10 000 Zuschauer und Teilnehmer sollten es werden, etwa 1500 waren es: Der weltweit erste grenzüberschreitende Christopher-Street-Day (CSD) Konstanz-Kreuzlingen hat diese Erwartung nicht erfüllt. Die Verantwortlichen sind dennoch mit der Parade zufrieden. Kritik äußern Homosexuelle aus der Schweiz. Sie hatten sich mehr Rückhalt von der Kreuzlinger Stadtspitze erwartet.

Konstanz – Der starke Regen hat vermutlich einige Zuschauer gekostet. Rund 400 Akteure warben am Samstag mit ihrem Umzug für mehr Toleranz gegenüber Homo- und Transsexuellen. Die Parade war schrill, bunt und laut. Mit Technomusik setzte sich der CSD-Tross am Kreuzlinger Hafen in Bewegung. Am Zoll stoppte der Zug. Travestie-Star Lilo Wanders, Fernsehmoderator Ralf Morgenstern und Stefan Baier, Vorsitzender des veranstaltenden CSD-Vereins Konstanz, setzen bei musikalischer Begleitung durch die Europahymne symbolisch den Fuß über den Grenzstrich. Damit wollten sie aufzeigen: Wir sind ein Europa, es soll bei keinem Thema keine Grenzen geben. Vor den Augen der Zuschauer am Wegesrand zogen die 18 Gruppierungen, zumeist Homosexuelle, über die Laube bis zur Marktstätte zur Kundgebung. Auf dem gut gefüllten Platz sagte CSD-Vorsitzender Baier: „Wir sind auf dem Weg, aber noch nicht am Ziel.“ Damit spielte er auf die in seinen Augen noch mangelnde Gleichberechtigung Homo-, Bi- und Transsexueller bei Heirat, Adoption und im Beruf an. Länder wie Spanien seien positive Beispiele. Er forderte auch eine neutrale Sexualpädagogik an Schulen. Zahlreiche Redner unterstrichen diese Wünsche den gesamten Tag über. Denn im Stadtgarten gab es noch ein ausgedehntes Showprogramm unter anderem mit Lilo Wanders (siehe Interview Seite Leute!), Ralf Morgenstern und Didi Knoblauch.
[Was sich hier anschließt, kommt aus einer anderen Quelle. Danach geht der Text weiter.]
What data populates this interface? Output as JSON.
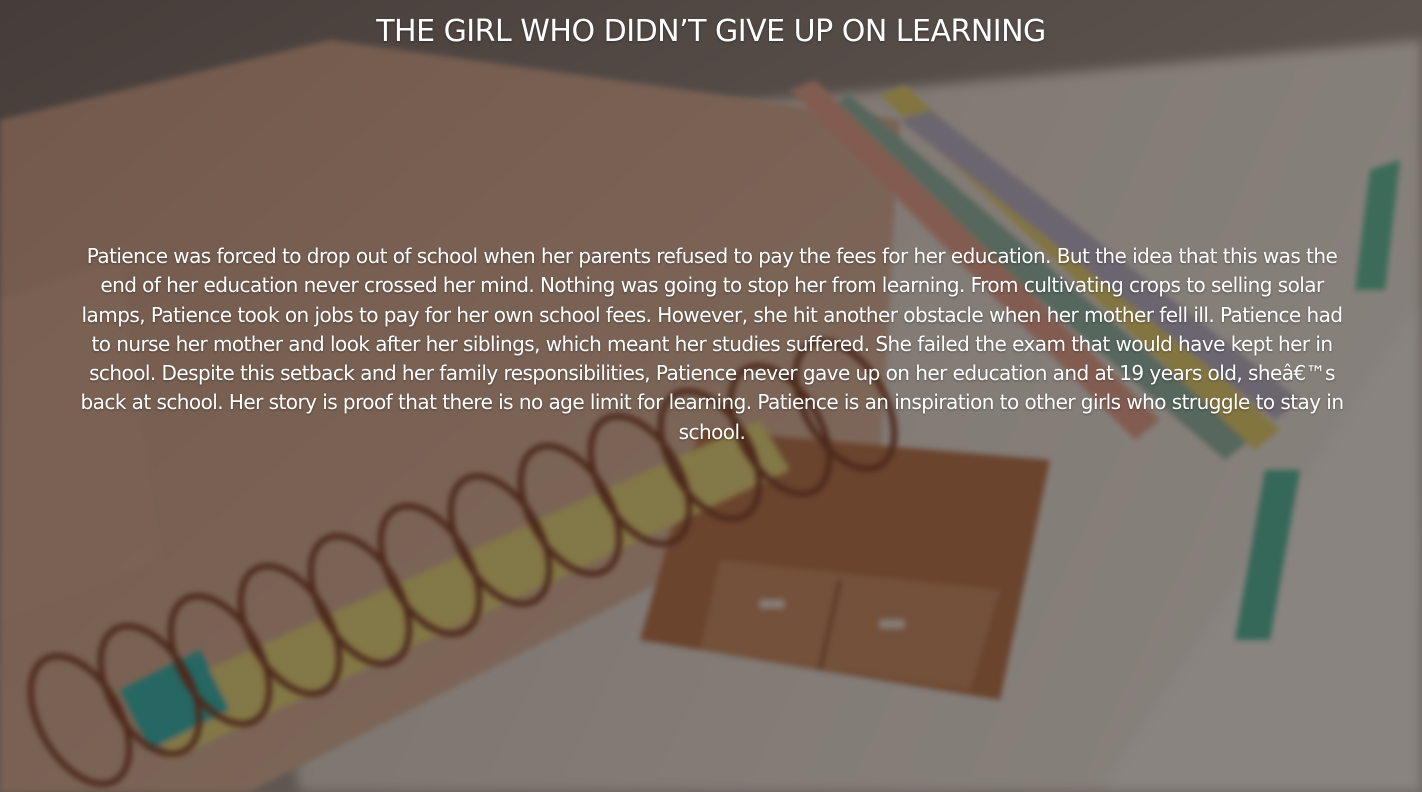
{
  "slide": {
    "title": "THE GIRL WHO DIDN’T GIVE UP ON LEARNING",
    "body": "Patience was forced to drop out of school when her parents refused to pay the fees for her education. But the idea that this was the end of her education never crossed her mind. Nothing was going to stop her from learning. From cultivating crops to selling solar lamps, Patience took on jobs to pay for her own school fees. However, she hit another obstacle when her mother fell ill. Patience had to nurse her mother and look after her siblings, which meant her studies suffered. She failed the exam that would have kept her in school. Despite this setback and her family responsibilities, Patience never gave up on her education and at 19 years old, sheâ€™s back at school. Her story is proof that there is no age limit for learning. Patience is an inspiration to other girls who struggle to stay in school."
  },
  "background": {
    "scene": "notebook-with-spiral-and-pencils-photo",
    "overlay_color": "#1e1816"
  }
}
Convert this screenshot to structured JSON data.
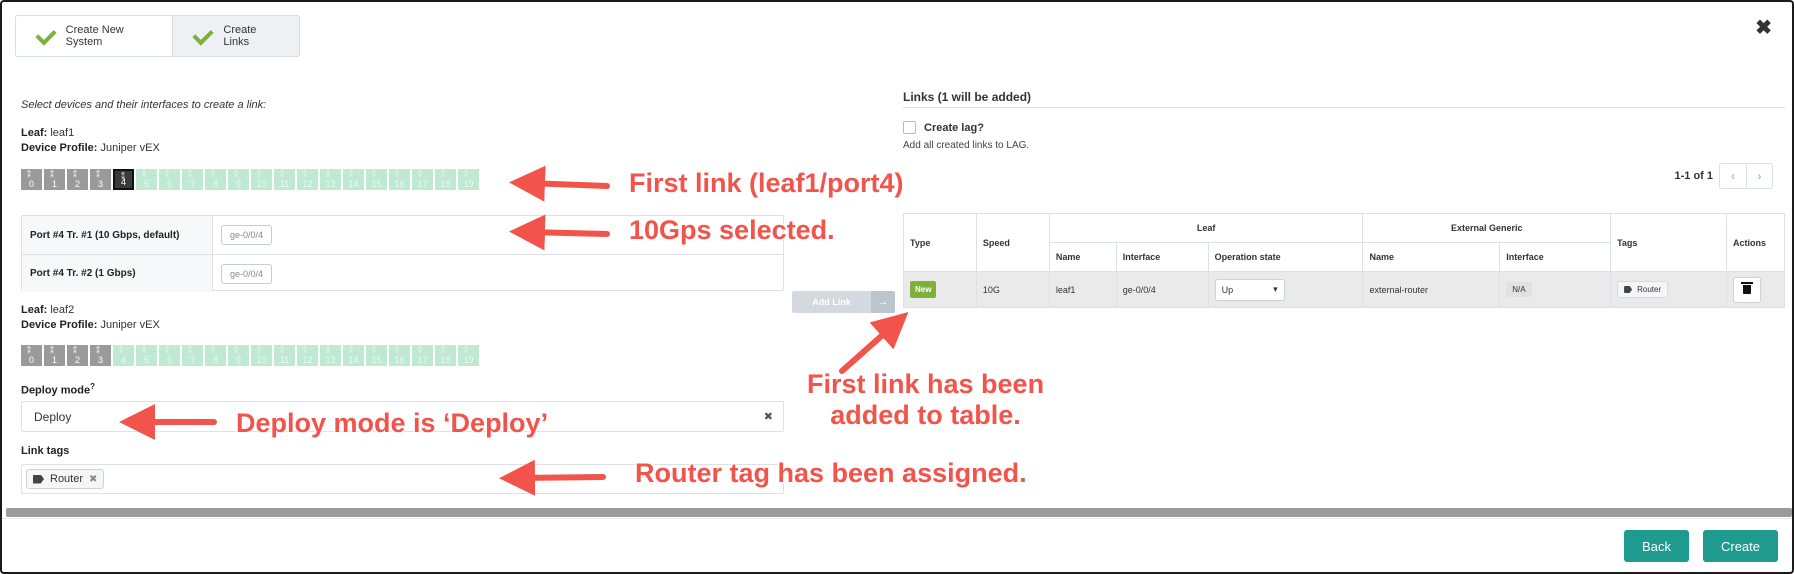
{
  "steps": [
    {
      "label": "Create New System"
    },
    {
      "label": "Create Links"
    }
  ],
  "left": {
    "intro": "Select devices and their interfaces to create a link:",
    "device1": {
      "leaf_key": "Leaf:",
      "leaf_val": "leaf1",
      "profile_key": "Device Profile:",
      "profile_val": "Juniper vEX"
    },
    "device2": {
      "leaf_key": "Leaf:",
      "leaf_val": "leaf2",
      "profile_key": "Device Profile:",
      "profile_val": "Juniper vEX"
    },
    "ports1": [
      "0",
      "1",
      "2",
      "3",
      "4",
      "5",
      "6",
      "7",
      "8",
      "9",
      "10",
      "11",
      "12",
      "13",
      "14",
      "15",
      "16",
      "17",
      "18",
      "19"
    ],
    "ports1_used": 4,
    "ports1_selected": 4,
    "ports2": [
      "0",
      "1",
      "2",
      "3",
      "4",
      "5",
      "6",
      "7",
      "8",
      "9",
      "10",
      "11",
      "12",
      "13",
      "14",
      "15",
      "16",
      "17",
      "18",
      "19"
    ],
    "ports2_used": 4,
    "transforms": [
      {
        "label": "Port #4 Tr. #1 (10 Gbps, default)",
        "value": "ge-0/0/4"
      },
      {
        "label": "Port #4 Tr. #2 (1 Gbps)",
        "value": "ge-0/0/4"
      }
    ],
    "deploy_label": "Deploy mode",
    "deploy_help": "?",
    "deploy_value": "Deploy",
    "deploy_clear": "✖",
    "tags_label": "Link tags",
    "tag_chip": "Router",
    "tag_remove": "✖"
  },
  "add_link": {
    "label": "Add Link",
    "arrow": "→"
  },
  "right": {
    "title": "Links (1 will be added)",
    "lag_label": "Create lag?",
    "lag_sub": "Add all created links to LAG.",
    "pager_text": "1-1 of 1",
    "pager_prev": "‹",
    "pager_next": "›",
    "headers": {
      "type": "Type",
      "speed": "Speed",
      "leaf": "Leaf",
      "ext": "External Generic",
      "name": "Name",
      "interface": "Interface",
      "opstate": "Operation state",
      "ext_name": "Name",
      "ext_interface": "Interface",
      "tags": "Tags",
      "actions": "Actions"
    },
    "row": {
      "badge": "New",
      "speed": "10G",
      "leaf_name": "leaf1",
      "leaf_if": "ge-0/0/4",
      "opstate": "Up",
      "ext_name": "external-router",
      "ext_if": "N/A",
      "tag": "Router"
    }
  },
  "footer": {
    "back": "Back",
    "create": "Create"
  },
  "close": "✖",
  "annotations": {
    "a1": "First link (leaf1/port4)",
    "a2": "10Gps selected.",
    "a3_line1": "First link has been",
    "a3_line2": "added to table.",
    "a4": "Deploy mode is ‘Deploy’",
    "a5": "Router tag has been assigned."
  },
  "colors": {
    "accent": "#1f9a8f",
    "check": "#7fb13a",
    "annotation": "#f2534a",
    "free_port": "#bfe9d2",
    "used_port": "#9a9a9a"
  }
}
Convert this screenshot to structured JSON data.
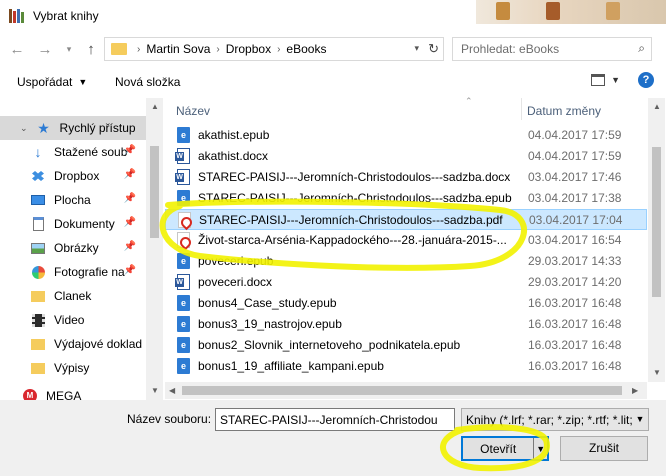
{
  "window": {
    "title": "Vybrat knihy"
  },
  "nav": {
    "path": [
      "Martin Sova",
      "Dropbox",
      "eBooks"
    ],
    "search_placeholder": "Prohledat: eBooks"
  },
  "toolbar": {
    "organize_label": "Uspořádat",
    "new_folder_label": "Nová složka"
  },
  "sidebar": {
    "items": [
      {
        "label": "Rychlý přístup",
        "icon": "star-icon",
        "pinned": false
      },
      {
        "label": "Stažené soub",
        "icon": "download-icon",
        "pinned": true
      },
      {
        "label": "Dropbox",
        "icon": "dropbox-icon",
        "pinned": true
      },
      {
        "label": "Plocha",
        "icon": "desktop-icon",
        "pinned": true
      },
      {
        "label": "Dokumenty",
        "icon": "documents-icon",
        "pinned": true
      },
      {
        "label": "Obrázky",
        "icon": "pictures-icon",
        "pinned": true
      },
      {
        "label": "Fotografie na",
        "icon": "photos-icon",
        "pinned": true
      },
      {
        "label": "Clanek",
        "icon": "folder-icon",
        "pinned": false
      },
      {
        "label": "Video",
        "icon": "video-icon",
        "pinned": false
      },
      {
        "label": "Výdajové doklad",
        "icon": "folder-icon",
        "pinned": false
      },
      {
        "label": "Výpisy",
        "icon": "folder-icon",
        "pinned": false
      },
      {
        "label": "MEGA",
        "icon": "mega-icon",
        "pinned": false
      }
    ]
  },
  "filelist": {
    "col_name": "Název",
    "col_date": "Datum změny",
    "files": [
      {
        "name": "akathist.epub",
        "date": "04.04.2017 17:59",
        "type": "epub"
      },
      {
        "name": "akathist.docx",
        "date": "04.04.2017 17:59",
        "type": "docx"
      },
      {
        "name": "STAREC-PAISIJ---Jeromních-Christodoulos---sadzba.docx",
        "date": "03.04.2017 17:46",
        "type": "docx"
      },
      {
        "name": "STAREC-PAISIJ---Jeromních-Christodoulos---sadzba.epub",
        "date": "03.04.2017 17:38",
        "type": "epub"
      },
      {
        "name": "STAREC-PAISIJ---Jeromních-Christodoulos---sadzba.pdf",
        "date": "03.04.2017 17:04",
        "type": "pdf",
        "selected": true
      },
      {
        "name": "Život-starca-Arsénia-Kappadockého---28.-januára-2015-...",
        "date": "03.04.2017 16:54",
        "type": "pdf"
      },
      {
        "name": "poveceri.epub",
        "date": "29.03.2017 14:33",
        "type": "epub"
      },
      {
        "name": "poveceri.docx",
        "date": "29.03.2017 14:20",
        "type": "docx"
      },
      {
        "name": "bonus4_Case_study.epub",
        "date": "16.03.2017 16:48",
        "type": "epub"
      },
      {
        "name": "bonus3_19_nastrojov.epub",
        "date": "16.03.2017 16:48",
        "type": "epub"
      },
      {
        "name": "bonus2_Slovnik_internetoveho_podnikatela.epub",
        "date": "16.03.2017 16:48",
        "type": "epub"
      },
      {
        "name": "bonus1_19_affiliate_kampani.epub",
        "date": "16.03.2017 16:48",
        "type": "epub"
      }
    ]
  },
  "footer": {
    "filename_label": "Název souboru:",
    "filename_value": "STAREC-PAISIJ---Jeromních-Christodou",
    "filter_value": "Knihy (*.lrf; *.rar; *.zip; *.rtf; *.lit;",
    "open_label": "Otevřít",
    "cancel_label": "Zrušit"
  },
  "colors": {
    "selection": "#cce8ff",
    "highlighter": "#f2f200",
    "accent": "#0078d7"
  }
}
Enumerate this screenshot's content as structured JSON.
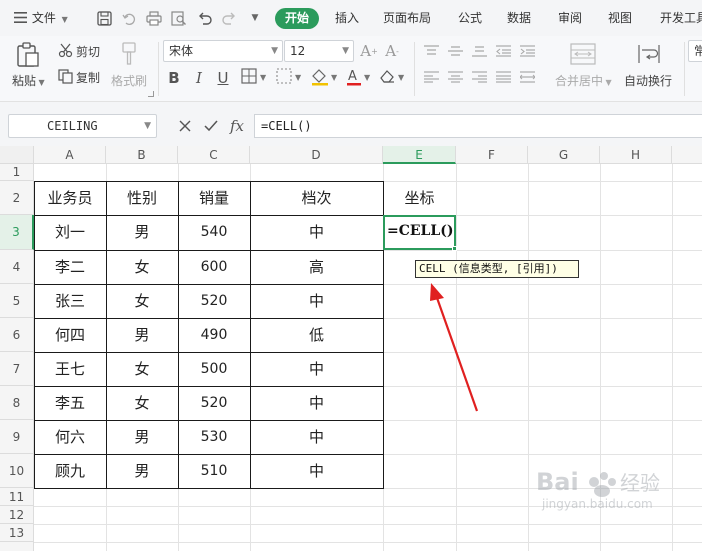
{
  "menubar": {
    "file_label": "文件",
    "tabs": [
      "开始",
      "插入",
      "页面布局",
      "公式",
      "数据",
      "审阅",
      "视图",
      "开发工具"
    ]
  },
  "ribbon": {
    "paste_label": "粘贴",
    "cut_label": "剪切",
    "copy_label": "复制",
    "format_painter_label": "格式刷",
    "font_name": "宋体",
    "font_size": "12",
    "merge_center_label": "合并居中",
    "wrap_text_label": "自动换行",
    "overflow_label": "常"
  },
  "formula_bar": {
    "name_box": "CEILING",
    "formula": "=CELL()"
  },
  "grid": {
    "columns": [
      "A",
      "B",
      "C",
      "D",
      "E",
      "F",
      "G",
      "H"
    ],
    "rows": [
      "1",
      "2",
      "3",
      "4",
      "5",
      "6",
      "7",
      "8",
      "9",
      "10",
      "11",
      "12",
      "13"
    ],
    "active_column": "E",
    "active_row": "3"
  },
  "table": {
    "headers": [
      "业务员",
      "性别",
      "销量",
      "档次"
    ],
    "e_header": "坐标",
    "rows": [
      [
        "刘一",
        "男",
        "540",
        "中"
      ],
      [
        "李二",
        "女",
        "600",
        "高"
      ],
      [
        "张三",
        "女",
        "520",
        "中"
      ],
      [
        "何四",
        "男",
        "490",
        "低"
      ],
      [
        "王七",
        "女",
        "500",
        "中"
      ],
      [
        "李五",
        "女",
        "520",
        "中"
      ],
      [
        "何六",
        "男",
        "530",
        "中"
      ],
      [
        "顾九",
        "男",
        "510",
        "中"
      ]
    ]
  },
  "active_cell": {
    "text": "=CELL()"
  },
  "tooltip": {
    "text": "CELL (信息类型, [引用])"
  },
  "colors": {
    "accent": "#2b9b5c",
    "annotation_arrow": "#e02020"
  }
}
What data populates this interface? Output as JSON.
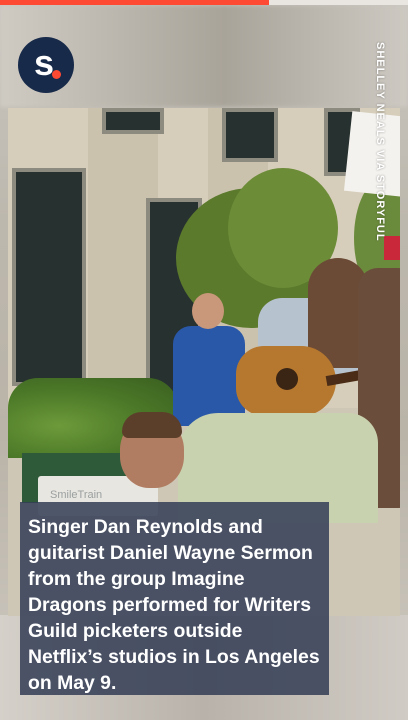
{
  "progress": {
    "fraction": 0.66,
    "color": "#ff4a33"
  },
  "logo": {
    "letter": "s",
    "icon": "brand-logo-icon",
    "bg_color": "#182a4a",
    "dot_color": "#ff4a33"
  },
  "credit": {
    "text": "SHELLEY NEALS VIA STORYFUL"
  },
  "scene": {
    "sign_text": "SmileTrain"
  },
  "caption": {
    "text": "Singer Dan Reynolds and guitarist Daniel Wayne Sermon from the group Imagine Dragons performed for Writers Guild picketers outside Netflix’s studios in Los Angeles on May 9.",
    "bg_color": "#343e56"
  }
}
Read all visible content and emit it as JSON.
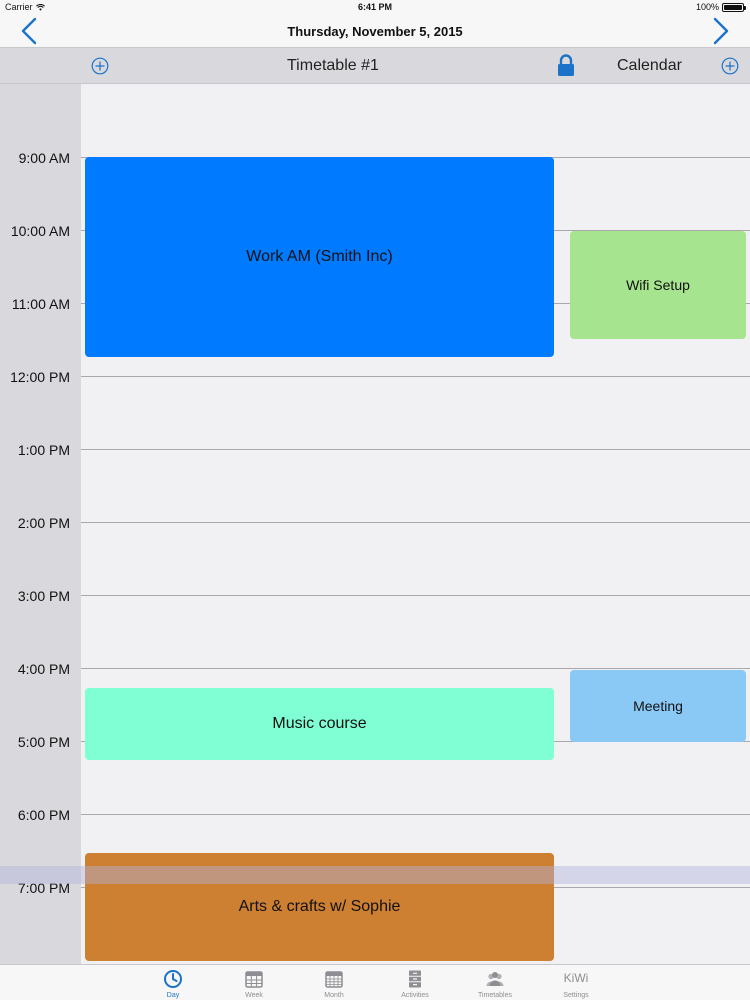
{
  "status_bar": {
    "carrier": "Carrier",
    "time": "6:41 PM",
    "battery": "100%"
  },
  "nav": {
    "title": "Thursday, November 5, 2015",
    "prev_icon": "chevron-left-icon",
    "next_icon": "chevron-right-icon"
  },
  "columns": {
    "timetable_label": "Timetable #1",
    "calendar_label": "Calendar"
  },
  "time_labels": [
    "9:00 AM",
    "10:00 AM",
    "11:00 AM",
    "12:00 PM",
    "1:00 PM",
    "2:00 PM",
    "3:00 PM",
    "4:00 PM",
    "5:00 PM",
    "6:00 PM",
    "7:00 PM"
  ],
  "events": {
    "work": {
      "title": "Work AM (Smith Inc)",
      "color": "#007aff"
    },
    "wifi": {
      "title": "Wifi Setup",
      "color": "#a6e48f"
    },
    "music": {
      "title": "Music course",
      "color": "#80ffd4"
    },
    "meeting": {
      "title": "Meeting",
      "color": "#8ac9f5"
    },
    "arts": {
      "title": "Arts & crafts w/ Sophie",
      "color": "#cd7f32"
    }
  },
  "tabs": [
    {
      "label": "Day",
      "icon": "clock-icon",
      "active": true
    },
    {
      "label": "Week",
      "icon": "week-calendar-icon",
      "active": false
    },
    {
      "label": "Month",
      "icon": "month-calendar-icon",
      "active": false
    },
    {
      "label": "Activities",
      "icon": "cabinet-icon",
      "active": false
    },
    {
      "label": "Timetables",
      "icon": "people-icon",
      "active": false
    },
    {
      "label": "Settings",
      "icon_text": "KiWi",
      "active": false
    }
  ],
  "accent": "#1a73c9"
}
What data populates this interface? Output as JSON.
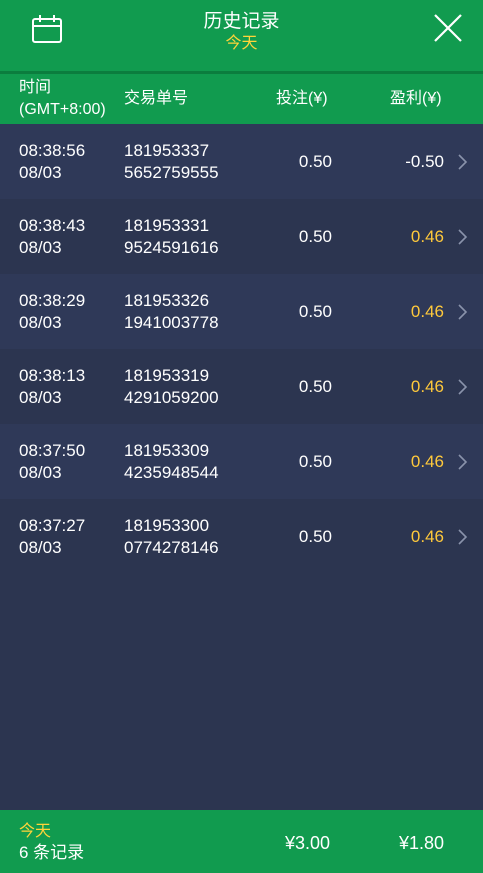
{
  "header": {
    "title": "历史记录",
    "subtitle": "今天",
    "calendar_icon": "calendar-icon",
    "close_icon": "close-icon"
  },
  "columns": {
    "time_line1": "时间",
    "time_line2": "(GMT+8:00)",
    "order": "交易单号",
    "bet": "投注(¥)",
    "profit": "盈利(¥)"
  },
  "rows": [
    {
      "time": "08:38:56",
      "date": "08/03",
      "order1": "181953337",
      "order2": "5652759555",
      "bet": "0.50",
      "profit": "-0.50"
    },
    {
      "time": "08:38:43",
      "date": "08/03",
      "order1": "181953331",
      "order2": "9524591616",
      "bet": "0.50",
      "profit": "0.46"
    },
    {
      "time": "08:38:29",
      "date": "08/03",
      "order1": "181953326",
      "order2": "1941003778",
      "bet": "0.50",
      "profit": "0.46"
    },
    {
      "time": "08:38:13",
      "date": "08/03",
      "order1": "181953319",
      "order2": "4291059200",
      "bet": "0.50",
      "profit": "0.46"
    },
    {
      "time": "08:37:50",
      "date": "08/03",
      "order1": "181953309",
      "order2": "4235948544",
      "bet": "0.50",
      "profit": "0.46"
    },
    {
      "time": "08:37:27",
      "date": "08/03",
      "order1": "181953300",
      "order2": "0774278146",
      "bet": "0.50",
      "profit": "0.46"
    }
  ],
  "footer": {
    "period": "今天",
    "count": "6 条记录",
    "total_bet": "¥3.00",
    "total_profit": "¥1.80"
  },
  "colors": {
    "header_green": "#119b4f",
    "background": "#2c3550",
    "accent_yellow": "#ffd43a",
    "positive_profit": "#ffc93b"
  }
}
„Grenzenlos“ war das große Thema dieses CSD, passend zum Konstanzer Jahresmotto „grenzenlos denken“. Bereits zum dritten Mal übernahm Oberbürgermeister Horst Frank die Schirmherrschaft für die Veranstaltung und begleitete sie als Gast auf dem anführenden Umzugswagen. Das bringt ihm Lob von vielen Seiten ein, zeigt er doch damit, dass die Stadt tolerant ist und die Anliegen der CSD-Teilnehmer ernst nimmt. Eine solche Rückendeckung wünschte sich Markus Züllig vom Kreuzlinger Stadtammann (Bürgermeister) Andreas Netzle. Der Präsident der Homosexuellen-Organisation Thurgau (hot) ist „enttäuscht, dass sich Kreuzlingen nicht klar positioniert“. Die Stadt bewilligte zwar Straßensperrungen für den CSD. Doch hätten die Homosexuellen ein offizielles Auftreten politischer Amtsträger als unterstützenden Symbolcharakter begrüßt. Stadtammann Netzle verteidigt sich: Eine Schirmherrschaft zu übernehmen, das kenne Kreuzlingen nicht. Er sei aber gerne bereit, sich mit den Sorgen Homosexueller auseinanderzusetzen, jedoch bei einer anderen Gelegenheit etwa wie einem Podium.

„Wir sind absolut zufrieden mit dem CSD“, sagte Organisator Stefan Baier. Im Stadtgarten verfolgten um die 1500 Zuschauer das Showprogramm. Am Rande der Veranstaltungen verteilten Einzelne allerdings Flugblätter und zeigten Plakate, auf denen sie sich gegen Homosexualität aussprachen.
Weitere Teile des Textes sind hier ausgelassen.